Nevertheless, as the gig economy is predicted to continue its expansion, diversifying into new sectors and industries, advanced AI and ML technologies will likely enable the creation of new types of gig work, particularly in areas like AI training, virtual assistance, and personalized services.
The future will likely see a hybrid model with human creativity and AI efficiency working in tandem. Training programs and educational curricula will need to focus on skills that complement AI, such as creative problem-solving, emotional intelligence, and critical thinking.
But just like everything, continuous learning and adaptability will be key. Workers will need to stay abreast of technological advancements and continually update their skills. Policy initiatives could include ‘lifelong learning accounts,’ or similar concepts, encouraging ongoing skill development.
In conclusion, the future of the gig economy in the era of advanced AI and ML is poised to be dynamic. While it presents challenges, it also offers immense opportunities for innovation, personalization, and growth.

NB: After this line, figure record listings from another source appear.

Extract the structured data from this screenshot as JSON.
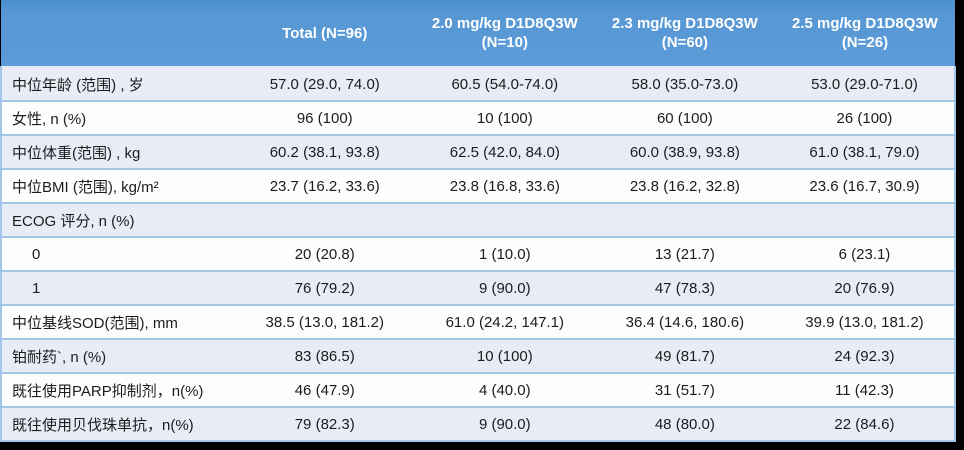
{
  "table": {
    "header": {
      "columns": [
        {
          "line1": "",
          "line2": ""
        },
        {
          "line1": "Total (N=96)",
          "line2": ""
        },
        {
          "line1": "2.0 mg/kg D1D8Q3W",
          "line2": "(N=10)"
        },
        {
          "line1": "2.3 mg/kg D1D8Q3W",
          "line2": "(N=60)"
        },
        {
          "line1": "2.5 mg/kg D1D8Q3W",
          "line2": "(N=26)"
        }
      ]
    },
    "rows": [
      {
        "label": "中位年龄 (范围) , 岁",
        "indent": 0,
        "values": [
          "57.0 (29.0, 74.0)",
          "60.5 (54.0-74.0)",
          "58.0 (35.0-73.0)",
          "53.0 (29.0-71.0)"
        ]
      },
      {
        "label": "女性, n (%)",
        "indent": 0,
        "values": [
          "96 (100)",
          "10 (100)",
          "60 (100)",
          "26 (100)"
        ]
      },
      {
        "label": "中位体重(范围) , kg",
        "indent": 0,
        "values": [
          "60.2 (38.1, 93.8)",
          "62.5 (42.0, 84.0)",
          "60.0 (38.9, 93.8)",
          "61.0 (38.1, 79.0)"
        ]
      },
      {
        "label": "中位BMI (范围), kg/m²",
        "indent": 0,
        "values": [
          "23.7 (16.2, 33.6)",
          "23.8 (16.8, 33.6)",
          "23.8 (16.2, 32.8)",
          "23.6 (16.7, 30.9)"
        ]
      },
      {
        "label": "ECOG 评分, n (%)",
        "indent": 0,
        "values": [
          "",
          "",
          "",
          ""
        ]
      },
      {
        "label": "0",
        "indent": 1,
        "values": [
          "20 (20.8)",
          "1 (10.0)",
          "13 (21.7)",
          "6 (23.1)"
        ]
      },
      {
        "label": "1",
        "indent": 1,
        "values": [
          "76 (79.2)",
          "9 (90.0)",
          "47 (78.3)",
          "20 (76.9)"
        ]
      },
      {
        "label": "中位基线SOD(范围), mm",
        "indent": 0,
        "values": [
          "38.5 (13.0, 181.2)",
          "61.0 (24.2, 147.1)",
          "36.4 (14.6, 180.6)",
          "39.9 (13.0, 181.2)"
        ]
      },
      {
        "label": "铂耐药`, n (%)",
        "indent": 0,
        "values": [
          "83 (86.5)",
          "10 (100)",
          "49 (81.7)",
          "24 (92.3)"
        ]
      },
      {
        "label": "既往使用PARP抑制剂，n(%)",
        "indent": 0,
        "values": [
          "46 (47.9)",
          "4 (40.0)",
          "31 (51.7)",
          "11 (42.3)"
        ]
      },
      {
        "label": "既往使用贝伐珠单抗，n(%)",
        "indent": 0,
        "values": [
          "79 (82.3)",
          "9 (90.0)",
          "48 (80.0)",
          "22 (84.6)"
        ]
      }
    ]
  },
  "colors": {
    "page_bg": "#000000",
    "header_bg": "#5797d4",
    "header_text": "#ffffff",
    "row_tint": "#e7ecf6",
    "row_light": "#fcfdfe",
    "row_border": "#a3c5e8"
  }
}
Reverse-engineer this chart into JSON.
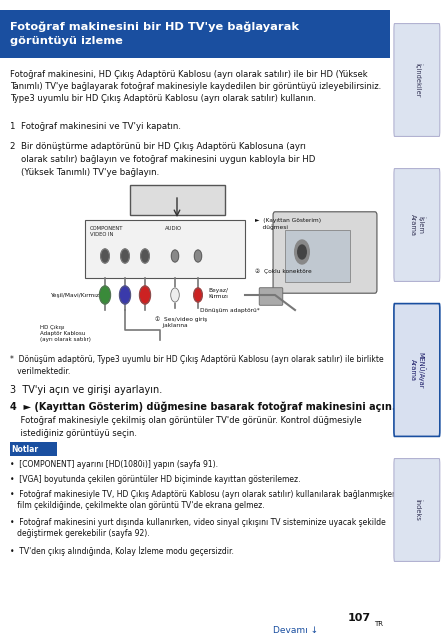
{
  "title": "Fotoğraf makinesini bir HD TV'ye bağlayarak\ngörüntüyü izleme",
  "title_bg": "#1a4fa0",
  "title_fg": "#ffffff",
  "body_text_1": "Fotoğraf makinesini, HD Çıkış Adaptörü Kablosu (ayrı olarak satılır) ile bir HD (Yüksek\nTanımlı) TV'ye bağlayarak fotoğraf makinesiyle kaydedilen bir görüntüyü izleyebilirsiniz.\nType3 uyumlu bir HD Çıkış Adaptörü Kablosu (ayrı olarak satılır) kullanın.",
  "step1": "1  Fotoğraf makinesini ve TV'yi kapatın.",
  "step2_line1": "2  Bir dönüştürme adaptörünü bir HD Çıkış Adaptörü Kablosuna (ayrı",
  "step2_line2": "    olarak satılır) bağlayın ve fotoğraf makinesini uygun kabloyla bir HD",
  "step2_line3": "    (Yüksek Tanımlı) TV'ye bağlayın.",
  "footnote": "*  Dönüşüm adaptörü, Type3 uyumlu bir HD Çıkış Adaptörü Kablosu (ayrı olarak satılır) ile birlikte\n   verilmektedir.",
  "step3": "3  TV'yi açın ve girişi ayarlayın.",
  "step4": "4  ► (Kayıttan Gösterim) düğmesine basarak fotoğraf makinesini açın.",
  "step4b_1": "    Fotoğraf makinesiyle çekilmiş olan görüntüler TV'de görünür. Kontrol düğmesiyle",
  "step4b_2": "    istediğiniz görüntüyü seçin.",
  "notlar_title": "Notlar",
  "notlar_bg": "#1a4fa0",
  "notlar_fg": "#ffffff",
  "notes": [
    "•  [COMPONENT] ayarını [HD(1080i)] yapın (sayfa 91).",
    "•  [VGA] boyutunda çekilen görüntüler HD biçiminde kayıttan gösterilemez.",
    "•  Fotoğraf makinesiyle TV, HD Çıkış Adaptörü Kablosu (ayrı olarak satılır) kullanılarak bağlanmışken\n   film çekildiğinde, çekilmekte olan görüntü TV'de ekrana gelmez.",
    "•  Fotoğraf makinesini yurt dışında kullanırken, video sinyal çıkışını TV sisteminize uyacak şekilde\n   değiştirmek gerekebilir (sayfa 92).",
    "•  TV'den çıkış alındığında, Kolay İzleme modu geçersizdir."
  ],
  "page_num": "107",
  "page_sup": "TR",
  "devami": "Devamı ↓",
  "sidebar_labels": [
    "İçindekiler",
    "İşlem Arama",
    "MENÜ/Ayar\nArama",
    "İndeks"
  ],
  "bg_color": "#ffffff",
  "sidebar_tab_color": "#dce3f0",
  "sidebar_border_color": "#aaaacc"
}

However, in the competition between the increased demand for such services and the evolution of Gen-AI, the Fiverr stock price seems to indicate that investors don’t believe there’s a bright future for such a platform, and if there is one, it’s too far in the future, and not worth betting on.
But I wouldn’t be so pessimistic.
Karl Popper, a philosopher of science, notably critiqued the notion of accurately predicting human growth and societal development in his work The Poverty of Historicism. He argued against historicism—the belief that history unfolds according to deterministic laws—highlighting instead the unpredictability of human history due to the evolving nature of human knowledge. Popper posited that since the future growth of scientific knowledge, which influences societal and technological advancements, cannot be predicted with precision, it renders the prediction of human history’s long-term course equally uncertain. He emphasized the significance of individual human agency and the unforeseen innovations that shape history.
History has shown us over again that we shouldn’t bet against people’s ability to innovate. After all, betting against human innovation is akin to expecting a Starbucks barista to spell your name correctly on the first try—endearingly hopeful but statistically improbable.